May 13, 2025
The Medallion Fund, the Definitive Counterexample to the Efficient Market Hypothesis
Ryunsu Sung
The performance of the Medallion Fund, a New York–based quant hedge fund run by Renaissance Technologies, is the ultimate counterexample that directly refutes the grand premise of Eugene Fama’s Efficient Market Hypothesis. If you had invested 100 dollars in the Medallion Fund in 1988, it would have grown to 398.72 million dollars by 2018. On an annualized basis, that is a staggering 63.3%. No academic paper has ever recorded numbers on this scale. And it is not just the numbers that are astonishing. Despite two massive market collapses—the dot-com bubble and the global financial crisis—the Medallion Fund did not post a negative return in a single calendar year. Its returns are also unrelated to traditional risk premia. Its beta (correlation with market direction) was negative, and all factor loadings were negative as well. In other words, these gains were not compensation for bearing more risk. To this day, no market theory can reasonably account for this performance.
In “The Man Who Solved the Market,” author Gregory Zuckerman traces the story of mathematician James Simons, founder of Renaissance Technologies, and the design principles behind the Medallion Fund. Appendix 1 in particular contains Medallion’s year-by-year results—numbers every investor ought to see. Even the word “overwhelming” feels inadequate.
In this article, the analysis is based on Medallion’s gross returns. Net returns reflect the industry’s highest fee structure that Medallion charges; even after fees the performance is extraordinary, but the fund’s pure investment skill is better captured by the gross numbers. Ironically, outside investors cannot invest in the Medallion Fund. All early external accounts were redeemed, and Renaissance Technologies created separate, institution-only funds (for example, RIEF and RIDGE). Medallion was reserved for Simons and the firm’s employees.

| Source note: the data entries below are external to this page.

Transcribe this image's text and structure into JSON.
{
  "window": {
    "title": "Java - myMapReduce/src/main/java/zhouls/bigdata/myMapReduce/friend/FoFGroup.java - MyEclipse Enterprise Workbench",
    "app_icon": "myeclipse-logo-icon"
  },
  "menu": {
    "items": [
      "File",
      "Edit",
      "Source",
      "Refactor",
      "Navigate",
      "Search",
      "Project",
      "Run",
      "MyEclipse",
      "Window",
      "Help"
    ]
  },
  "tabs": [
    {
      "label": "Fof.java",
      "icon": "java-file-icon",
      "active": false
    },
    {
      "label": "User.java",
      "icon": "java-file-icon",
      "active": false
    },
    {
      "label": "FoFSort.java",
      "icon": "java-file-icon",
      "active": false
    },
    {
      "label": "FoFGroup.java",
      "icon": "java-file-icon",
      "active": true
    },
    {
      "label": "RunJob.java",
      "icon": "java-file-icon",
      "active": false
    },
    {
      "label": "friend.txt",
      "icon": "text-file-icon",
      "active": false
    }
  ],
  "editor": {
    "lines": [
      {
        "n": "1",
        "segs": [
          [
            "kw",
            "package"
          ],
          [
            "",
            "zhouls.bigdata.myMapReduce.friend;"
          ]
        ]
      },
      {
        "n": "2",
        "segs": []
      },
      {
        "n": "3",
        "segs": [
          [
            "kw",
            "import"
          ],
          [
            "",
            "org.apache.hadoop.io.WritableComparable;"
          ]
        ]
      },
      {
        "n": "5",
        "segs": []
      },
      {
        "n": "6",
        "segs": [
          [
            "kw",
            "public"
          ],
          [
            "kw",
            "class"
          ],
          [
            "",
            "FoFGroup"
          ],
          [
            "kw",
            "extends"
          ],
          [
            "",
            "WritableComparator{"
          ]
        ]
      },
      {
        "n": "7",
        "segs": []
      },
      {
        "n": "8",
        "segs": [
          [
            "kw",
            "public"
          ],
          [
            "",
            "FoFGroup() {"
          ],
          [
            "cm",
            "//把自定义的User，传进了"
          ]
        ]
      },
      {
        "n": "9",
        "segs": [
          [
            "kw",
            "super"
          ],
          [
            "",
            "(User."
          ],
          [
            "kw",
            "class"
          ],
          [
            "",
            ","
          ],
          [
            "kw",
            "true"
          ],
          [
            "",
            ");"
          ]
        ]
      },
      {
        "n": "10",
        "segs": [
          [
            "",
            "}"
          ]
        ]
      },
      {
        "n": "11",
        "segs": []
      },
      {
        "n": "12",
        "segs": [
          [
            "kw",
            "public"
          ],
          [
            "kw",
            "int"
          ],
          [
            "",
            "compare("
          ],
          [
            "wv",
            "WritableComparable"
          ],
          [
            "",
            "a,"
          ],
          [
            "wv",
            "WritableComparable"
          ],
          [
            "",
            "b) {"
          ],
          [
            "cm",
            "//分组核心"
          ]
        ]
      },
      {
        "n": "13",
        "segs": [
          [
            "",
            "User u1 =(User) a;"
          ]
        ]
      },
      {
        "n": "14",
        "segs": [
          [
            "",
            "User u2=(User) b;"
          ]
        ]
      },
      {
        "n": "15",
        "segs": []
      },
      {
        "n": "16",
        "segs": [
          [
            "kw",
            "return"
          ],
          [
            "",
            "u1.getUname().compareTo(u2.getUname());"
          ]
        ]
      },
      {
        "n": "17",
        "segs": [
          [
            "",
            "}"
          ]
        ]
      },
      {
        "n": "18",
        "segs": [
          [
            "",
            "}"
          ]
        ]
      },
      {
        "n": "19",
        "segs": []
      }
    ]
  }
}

Looking at the return history, there is simply no precedent. I have read countless investment theories and papers, but nothing comparable to the Medallion Fund’s performance. From 1988 to 2018—31 years—there was not a single year with a negative return. During the dot-com bubble, the fund returned 56.6%, and even in the 2008 financial crisis it made 74.6%. From its second year of operation onward, the lowest annual return was 31.5%.
The most intuitive way to grasp this performance is to look at the power of compounding. If you had invested 100 dollars in early 1988 in the CRSP index (the market-cap-weighted average of the market), it would have grown to 1,910 dollars by the end of 2018—an annualized return of 9.98%. That is a respectable figure for the market as a whole. But if you had put the same 100 dollars into Medallion? 398.72 million dollars. Not 4 million, not 40 million. In just 31 years, the seemingly impossible—100 dollars turning into 400 million—actually happened.
Of course, there is some exaggeration embedded in these numbers. At some point the fund stopped taking outside capital, and even employees were forced to withdraw money along the way, so in reality investors could not fully enjoy the theoretical compounding effect. During that period, assets under management grew from 20 million dollars to 10 billion dollars, yet returns barely declined. That is evidence of just how robust Medallion’s strategy was.
According to the author, Medallion’s strategy is to open and close thousands of ultra–short-term positions simultaneously. Even if only 50.75% of all trades are winners, repeating that process millions of times produces astronomical profits. The central challenge with such a strategy is transaction costs, but Medallion managed to minimize those as well. The reported gross returns are after subtracting transaction costs.
Could Medallion’s returns be explained as compensation for bearing “risk premia”? No. On a calendar-year basis, it never once recorded a negative return. Its annual standard deviation was a fairly high 31.7%, but the average annual return was 66.1%. The Sharpe ratio was well above 2.0. Its beta was -1.0. In other words, Medallion also functioned as a hedge against market risk. Even when analyzed through the Fama–French factor model, both the SMB and HML coefficients were negative. The Medallion Fund shattered the basic finance rule that more risk equals higher returns.
Today Medallion is closed to outside capital, but Renaissance Technologies runs external funds such as RIEF and RIDGE for outside investors. However, as Zuckerman notes, these funds do not use the same strategy as Medallion. Their returns are ordinary. This underscores that Medallion’s strategy was a finely tuned system with strict capacity limits.
This article does not fully demystify Medallion’s extraordinary performance. Some might argue that Renaissance was simply the best market maker—that tiny gains on millions of trades accumulated into huge profits. But Medallion’s returns are so overwhelming that it is hard to attribute them solely to that explanation.
One thing is clear: in the context of the prevailing paradigm of the Efficient Market Hypothesis, Medallion is a shock on the scale of the Michelson–Morley experiment. It is a counterexample that cannot be ignored in the history of markets, and one that is well worth serious thought.